Titre : 湮雨濛濛 (Feu et pluie) (1964)

Auteure : 瓊瑤 (Chiung Yao) (1938~)

Chiung Yao est originaire de la province du Sichuan en Chine. Sa famille s’installa à Taïwan en 1949 lors de la débâcle des armées de Chiang Kai-shek. Elle est certainement la première écrivaine de romans d’amour de langue chinoise, une auteure prolifique et précoce – premier roman à l’âge de 16 ans – dont les ouvrages firent l’objet d’une centaine d’adaptations cinématographiques. Feu et pluie a été traduit en anglais, en danois, en néerlandais et en vietnamien. Feu et pluie est d’ailleurs le titre donné à ces différentes traductions ainsi qu’aux adaptations cinématographiques alors que le titre chinois signifie littéralement « pluie brumeuse ».
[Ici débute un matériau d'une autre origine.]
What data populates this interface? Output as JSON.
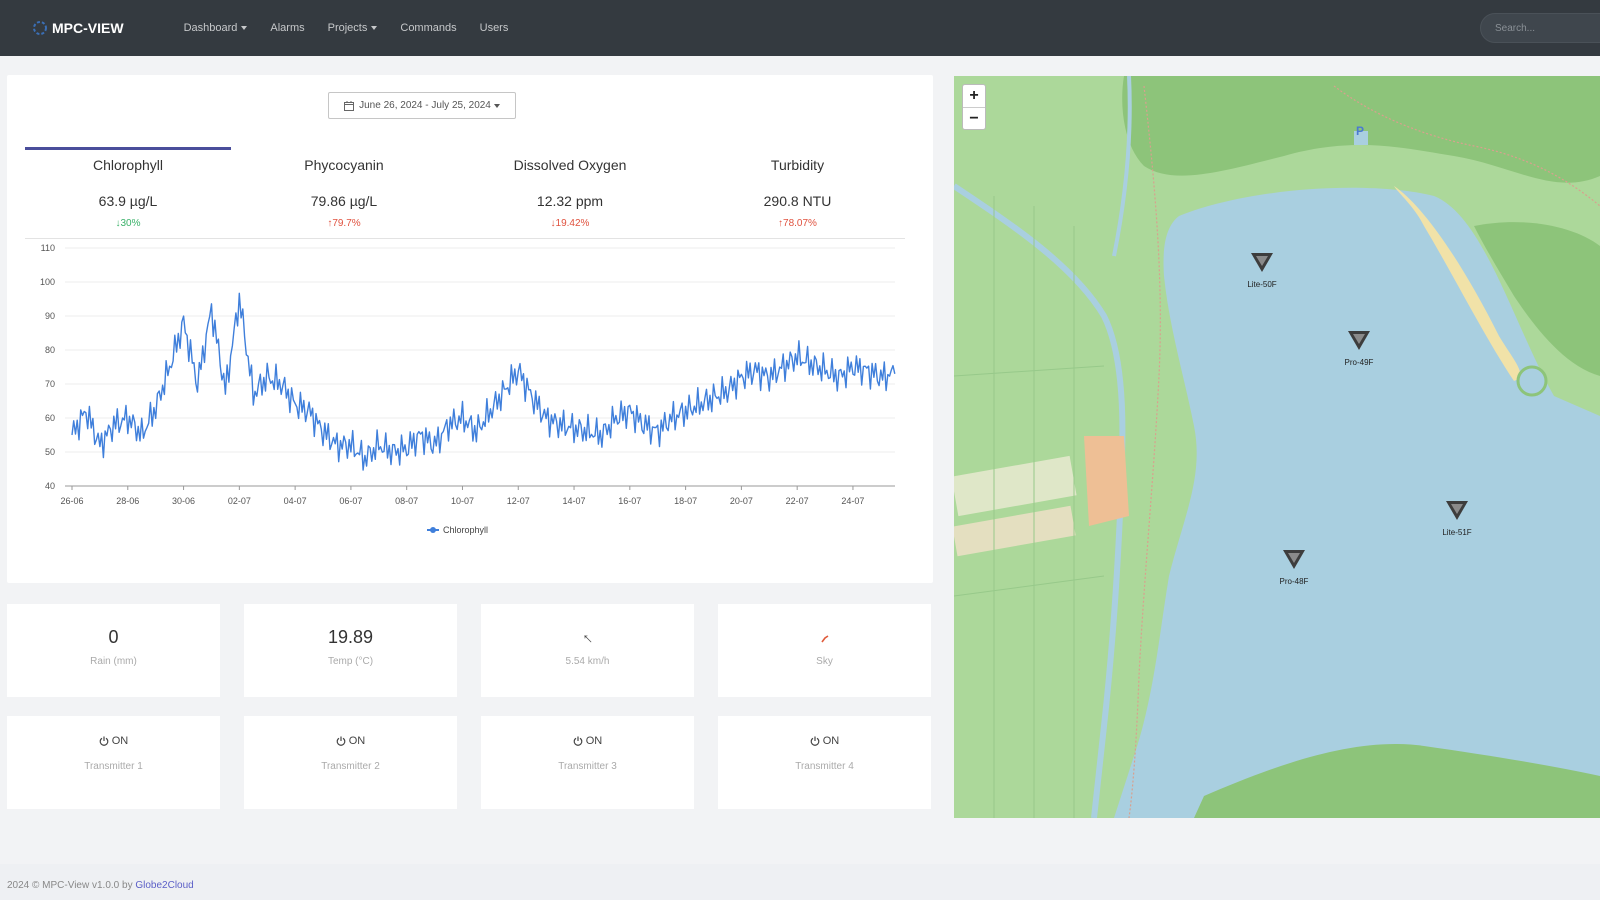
{
  "brand": "MPC-VIEW",
  "nav": {
    "items": [
      "Dashboard",
      "Alarms",
      "Projects",
      "Commands",
      "Users"
    ]
  },
  "search": {
    "placeholder": "Search..."
  },
  "date_range": "June 26, 2024 - July 25, 2024",
  "metrics": [
    {
      "label": "Chlorophyll",
      "value": "63.9 µg/L",
      "delta": "↓30%",
      "direction": "down"
    },
    {
      "label": "Phycocyanin",
      "value": "79.86 µg/L",
      "delta": "↑79.7%",
      "direction": "up"
    },
    {
      "label": "Dissolved Oxygen",
      "value": "12.32 ppm",
      "delta": "↓19.42%",
      "direction": "down"
    },
    {
      "label": "Turbidity",
      "value": "290.8 NTU",
      "delta": "↑78.07%",
      "direction": "up"
    }
  ],
  "chart_data": {
    "type": "line",
    "title": "",
    "xlabel": "",
    "ylabel": "",
    "ylim": [
      40,
      110
    ],
    "yticks": [
      40,
      50,
      60,
      70,
      80,
      90,
      100,
      110
    ],
    "xticks": [
      "26-06",
      "28-06",
      "30-06",
      "02-07",
      "04-07",
      "06-07",
      "08-07",
      "10-07",
      "12-07",
      "14-07",
      "16-07",
      "18-07",
      "20-07",
      "22-07",
      "24-07"
    ],
    "grid": true,
    "legend": "bottom",
    "series": [
      {
        "name": "Chlorophyll",
        "color": "#3f7fdb",
        "x_days": [
          0,
          0.5,
          1,
          1.5,
          2,
          2.5,
          3,
          3.5,
          4,
          4.5,
          5,
          5.5,
          6,
          6.5,
          7,
          7.5,
          8,
          8.5,
          9,
          9.5,
          10,
          10.5,
          11,
          11.5,
          12,
          12.5,
          13,
          13.5,
          14,
          14.5,
          15,
          15.5,
          16,
          16.5,
          17,
          17.5,
          18,
          18.5,
          19,
          19.5,
          20,
          20.5,
          21,
          21.5,
          22,
          22.5,
          23,
          23.5,
          24,
          24.5,
          25,
          25.5,
          26,
          26.5,
          27,
          27.5,
          28,
          28.5,
          29,
          29.5
        ],
        "values": [
          55,
          62,
          52,
          58,
          60,
          55,
          63,
          75,
          88,
          70,
          92,
          68,
          95,
          67,
          72,
          70,
          64,
          62,
          56,
          52,
          52,
          48,
          52,
          50,
          51,
          55,
          52,
          58,
          60,
          56,
          62,
          68,
          74,
          66,
          60,
          58,
          57,
          56,
          55,
          60,
          62,
          58,
          56,
          60,
          62,
          64,
          66,
          68,
          72,
          74,
          72,
          75,
          78,
          76,
          74,
          72,
          75,
          74,
          72,
          73
        ]
      }
    ]
  },
  "weather": [
    {
      "value": "0",
      "label": "Rain (mm)"
    },
    {
      "value": "19.89",
      "label": "Temp (°C)"
    },
    {
      "value": "↑",
      "label": "5.54 km/h",
      "icon": "wind-arrow-icon"
    },
    {
      "value": "",
      "label": "Sky",
      "icon": "sky-icon"
    }
  ],
  "transmitters": [
    {
      "status": "ON",
      "label": "Transmitter 1"
    },
    {
      "status": "ON",
      "label": "Transmitter 2"
    },
    {
      "status": "ON",
      "label": "Transmitter 3"
    },
    {
      "status": "ON",
      "label": "Transmitter 4"
    }
  ],
  "map": {
    "zoom_in": "+",
    "zoom_out": "−",
    "markers": [
      "Lite-50F",
      "Pro-49F",
      "Lite-51F",
      "Pro-48F"
    ],
    "parking": "P"
  },
  "footer": {
    "text": "2024 © MPC-View v1.0.0 by ",
    "link": "Globe2Cloud"
  }
}
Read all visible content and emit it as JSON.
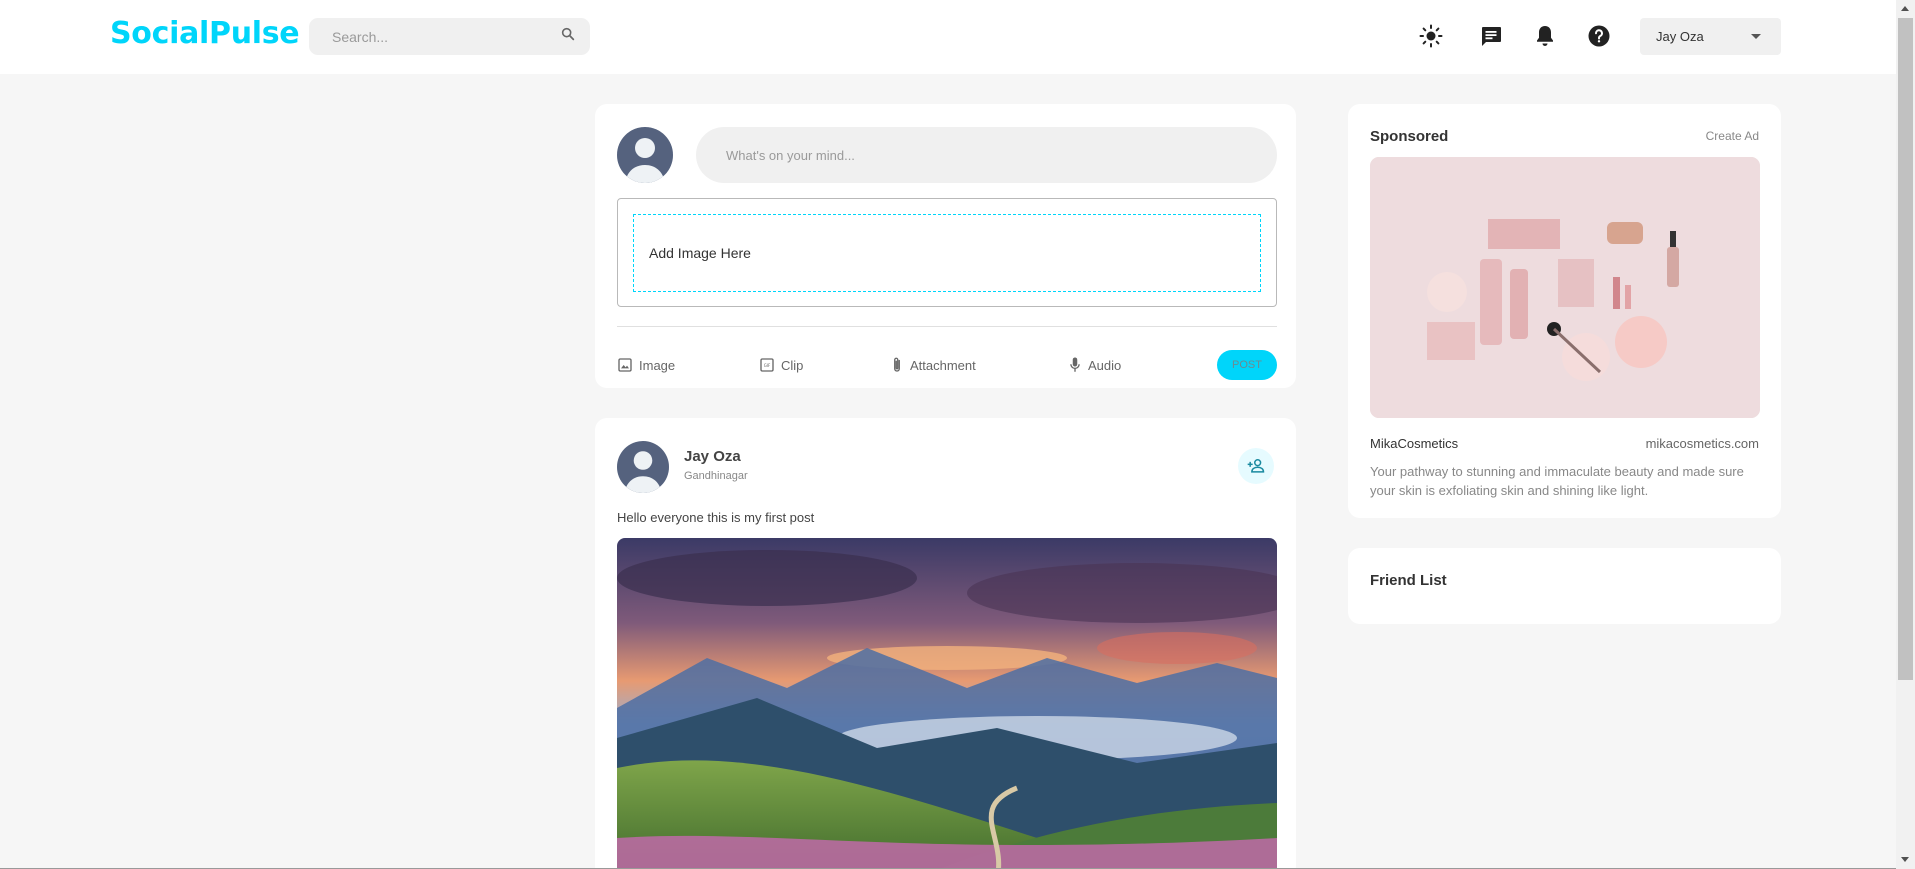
{
  "app": {
    "logo": "SocialPulse",
    "accent_color": "#00d5fa"
  },
  "navbar": {
    "search_placeholder": "Search...",
    "icons": [
      "sun-icon",
      "message-icon",
      "bell-icon",
      "help-icon"
    ],
    "user_name": "Jay Oza"
  },
  "composer": {
    "input_placeholder": "What's on your mind...",
    "dropzone_label": "Add Image Here",
    "actions": [
      {
        "label": "Image",
        "icon": "image-icon"
      },
      {
        "label": "Clip",
        "icon": "gif-icon"
      },
      {
        "label": "Attachment",
        "icon": "paperclip-icon"
      },
      {
        "label": "Audio",
        "icon": "microphone-icon"
      }
    ],
    "post_label": "POST"
  },
  "post": {
    "author": "Jay Oza",
    "location": "Gandhinagar",
    "text": "Hello everyone this is my first post"
  },
  "sponsored": {
    "title": "Sponsored",
    "create_ad": "Create Ad",
    "advertiser": "MikaCosmetics",
    "url": "mikacosmetics.com",
    "description": "Your pathway to stunning and immaculate beauty and made sure your skin is exfoliating skin and shining like light."
  },
  "friends": {
    "title": "Friend List"
  }
}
Yi-ping, l’héroïne du roman, est la fille d’un ancien seigneur de la guerre de la province du Heilongjiang dans le nord-est de la Chine. Il s’est réfugié, à l’image de la famille de l’auteure, à Taïwan en 1949. Il eut jusqu’à neuf concubines mais il ne lui reste que les deux dernières. Les manigances de la neuvième le contraindront à chasser de sa demeure Yi-ping et sa mère, huitième concubine. Mère et fille seront ainsi condamnées à une vie de misère contrastant fort avec l’opulence dont jouit la dernière épouse. Dès lors Yi-ping n’aura de cesse de se venger de cette injustice et du mépris professé à son égard par la neuvième concubine et ses enfants. Sa vengeance sera cruelle ;  elle-même n’en sortira pas indemne mais elle aura appris à decouvrir la vraie nature de ce père pourtant si abhorré.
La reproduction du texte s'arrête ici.